The most tactful way to ask would probably be, "so what's your budget?"

This way, it's more asking them what THEY'RE putting in to the production, rather than saying "so what's my cut", you know? They'll most likely come back with an answer that gives you an idea about who else on the production team is doing what. They might end up saying that everyone on the production is volunteering, there is no budget, etc, which indicates that they're not expecting to pay you. Otherwise, you can use that as a gateway to be more specific and start asking "so what's your budget for sound?"


----------



## Hannes_F (Apr 28, 2015)

That is why I think a fixed price list has its merits. First, you have to make up your mind for yourself about what you think is a fair price for what. Which in itself is already a good excercise on multiple levels. Then, you need no meandering and guesswork from project to project and from client to client, depending on the wind and such. It is good to rethink that list once a year or so, but other than that: peace of mind.


----------



## marclawsonmusic (Apr 28, 2015)

ryanstrong @ Mon Apr 27 said:


> "What is your budget for this?"


This ^

It's a very inoffensive way of asking 'will I (or anyone else) be paid?'


----------



## Daryl (Apr 28, 2015)

As an addendum to this, when other composers ask me to help out by writing some cues for their film, I make sure to give them my CAE (PRO) number, because at that point then have the option to tell me that they were going to take credit for my work, and for me to decline their "generous" offer. :wink: 

D


----------



## cmillar (Apr 28, 2015)

I believe that if they say there's no budget, or if it's insultingly low, then they're part of "the problem".

We shouldn't encourage "the problem".

What's "the problem"? People that want to make money off the hard work and labour of others without treating them fairly or with no moral conscience or sense of how they're promoting and cheapening the work of fellow human beings.

If they treat you like a miner (expendable, inhuman, just as a cheap or free machine to do the dirty work) then please reject the offer.... for the good of us all.

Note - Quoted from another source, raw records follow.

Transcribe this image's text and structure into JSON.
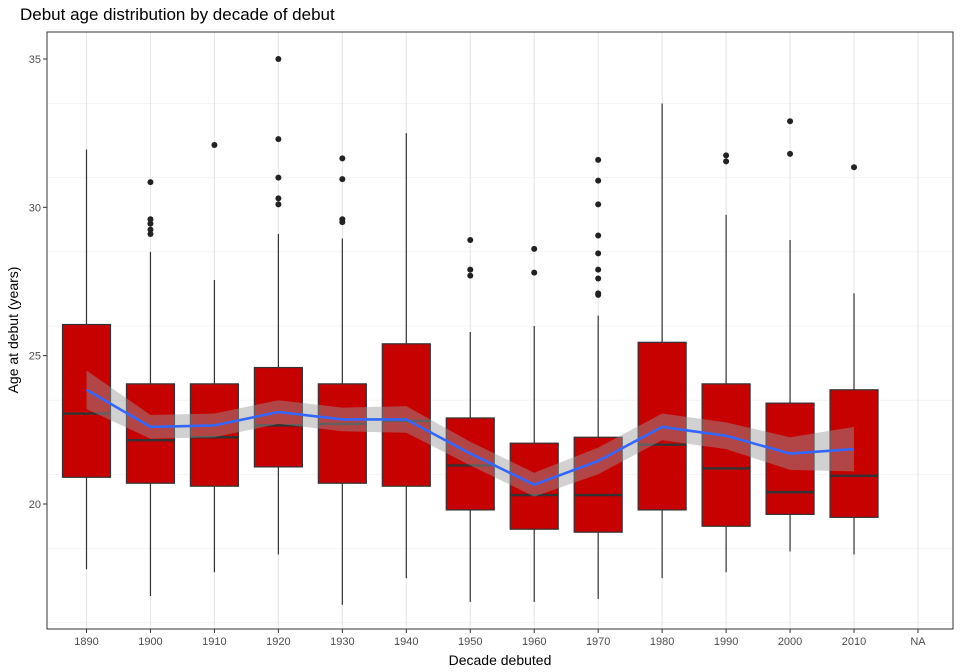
{
  "chart_data": {
    "type": "boxplot",
    "title": "Debut age distribution by decade of debut",
    "xlabel": "Decade debuted",
    "ylabel": "Age at debut (years)",
    "categories": [
      "1890",
      "1900",
      "1910",
      "1920",
      "1930",
      "1940",
      "1950",
      "1960",
      "1970",
      "1980",
      "1990",
      "2000",
      "2010",
      "NA"
    ],
    "yticks": [
      20,
      25,
      30,
      35
    ],
    "ylim": [
      16.0,
      36.0
    ],
    "grid": true,
    "boxes": [
      {
        "category": "1890",
        "whisker_low": 17.8,
        "q1": 20.9,
        "median": 23.05,
        "q3": 26.05,
        "whisker_high": 31.95,
        "outliers": []
      },
      {
        "category": "1900",
        "whisker_low": 16.9,
        "q1": 20.7,
        "median": 22.15,
        "q3": 24.05,
        "whisker_high": 28.5,
        "outliers": [
          30.85,
          29.6,
          29.45,
          29.25,
          29.1
        ]
      },
      {
        "category": "1910",
        "whisker_low": 17.7,
        "q1": 20.6,
        "median": 22.25,
        "q3": 24.05,
        "whisker_high": 27.55,
        "outliers": [
          32.1
        ]
      },
      {
        "category": "1920",
        "whisker_low": 18.3,
        "q1": 21.25,
        "median": 22.65,
        "q3": 24.6,
        "whisker_high": 29.1,
        "outliers": [
          35.0,
          32.3,
          31.0,
          30.3,
          30.1
        ]
      },
      {
        "category": "1930",
        "whisker_low": 16.6,
        "q1": 20.7,
        "median": 22.7,
        "q3": 24.05,
        "whisker_high": 28.95,
        "outliers": [
          31.65,
          30.95,
          29.6,
          29.5
        ]
      },
      {
        "category": "1940",
        "whisker_low": 17.5,
        "q1": 20.6,
        "median": 22.8,
        "q3": 25.4,
        "whisker_high": 32.5,
        "outliers": []
      },
      {
        "category": "1950",
        "whisker_low": 16.7,
        "q1": 19.8,
        "median": 21.3,
        "q3": 22.9,
        "whisker_high": 25.8,
        "outliers": [
          28.9,
          27.9,
          27.7
        ]
      },
      {
        "category": "1960",
        "whisker_low": 16.7,
        "q1": 19.15,
        "median": 20.3,
        "q3": 22.05,
        "whisker_high": 26.0,
        "outliers": [
          28.6,
          27.8
        ]
      },
      {
        "category": "1970",
        "whisker_low": 16.8,
        "q1": 19.05,
        "median": 20.3,
        "q3": 22.25,
        "whisker_high": 26.35,
        "outliers": [
          31.6,
          30.9,
          30.1,
          29.05,
          28.45,
          27.9,
          27.6,
          27.1,
          27.05
        ]
      },
      {
        "category": "1980",
        "whisker_low": 17.5,
        "q1": 19.8,
        "median": 22.0,
        "q3": 25.45,
        "whisker_high": 33.5,
        "outliers": []
      },
      {
        "category": "1990",
        "whisker_low": 17.7,
        "q1": 19.25,
        "median": 21.2,
        "q3": 24.05,
        "whisker_high": 29.75,
        "outliers": [
          31.75,
          31.55
        ]
      },
      {
        "category": "2000",
        "whisker_low": 18.4,
        "q1": 19.65,
        "median": 20.4,
        "q3": 23.4,
        "whisker_high": 28.9,
        "outliers": [
          32.9,
          31.8
        ]
      },
      {
        "category": "2010",
        "whisker_low": 18.3,
        "q1": 19.55,
        "median": 20.95,
        "q3": 23.85,
        "whisker_high": 27.1,
        "outliers": [
          31.35
        ]
      }
    ],
    "trend": {
      "categories": [
        "1890",
        "1900",
        "1910",
        "1920",
        "1930",
        "1940",
        "1950",
        "1960",
        "1970",
        "1980",
        "1990",
        "2000",
        "2010"
      ],
      "values": [
        23.85,
        22.6,
        22.65,
        23.1,
        22.85,
        22.85,
        21.7,
        20.65,
        21.45,
        22.6,
        22.3,
        21.7,
        21.85
      ],
      "ci_low": [
        23.2,
        22.2,
        22.25,
        22.7,
        22.45,
        22.4,
        21.3,
        20.25,
        21.0,
        22.15,
        21.85,
        21.15,
        21.1
      ],
      "ci_high": [
        24.5,
        23.0,
        23.05,
        23.5,
        23.25,
        23.3,
        22.1,
        21.05,
        21.9,
        23.05,
        22.75,
        22.25,
        22.6
      ]
    },
    "colors": {
      "box_fill": "#c70000",
      "box_line": "#333333",
      "trend_line": "#3366ff",
      "ci_band": "#999999",
      "outlier": "#222222",
      "grid_major": "#e6e6e6",
      "grid_minor": "#f2f2f2",
      "panel_border": "#333333"
    }
  }
}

Something else will come along. It's karma. Hopefully, any cheap exploiting bastards will 'get their day'. It does happen. People that abuse others usually don't live a happy life forever.

You'll sleep better at night, as will we all.

I'll get off my 'high horse'... sorry for the moralizing!


----------



## pkm (Apr 28, 2015)

While I agree it's not great to try to exploit an artist for no pay, there is more value in the world than money. It's rare when a project with no money has a lot of _value_, but it certainly happens.


----------



## lux (Apr 29, 2015)

you could say "do you have already established a budget for this?" which also means that you can contribute to such process (establishing a budget).


----------



## The Darris (Apr 29, 2015)

Asking about the budget is the best way to go about this. I've been told by a few credible sources that composers should ask for 5-10% of the overall budget. If the budget is really low then you might want to negotiate a by minute fee so you at least get a payment worth the hours spent. As far as what to charge per minute, that will be up to you but don't undersell yourself as composing isn't something that you just pick up with a 4 year degree. Good luck.

Best,

Chris


----------



## SimonCharlesHanna (Apr 29, 2015)

Thanks for all the advice gentlemen!

I went with the "so what is your budget for the project"



Haven't heard from them since. Haha. 

_-)


----------



## Markus S (Apr 30, 2015)

Personally, if I want to know about the music budget of a project I will ask : "What is your music budget?"

Can't see anything tactless here.


----------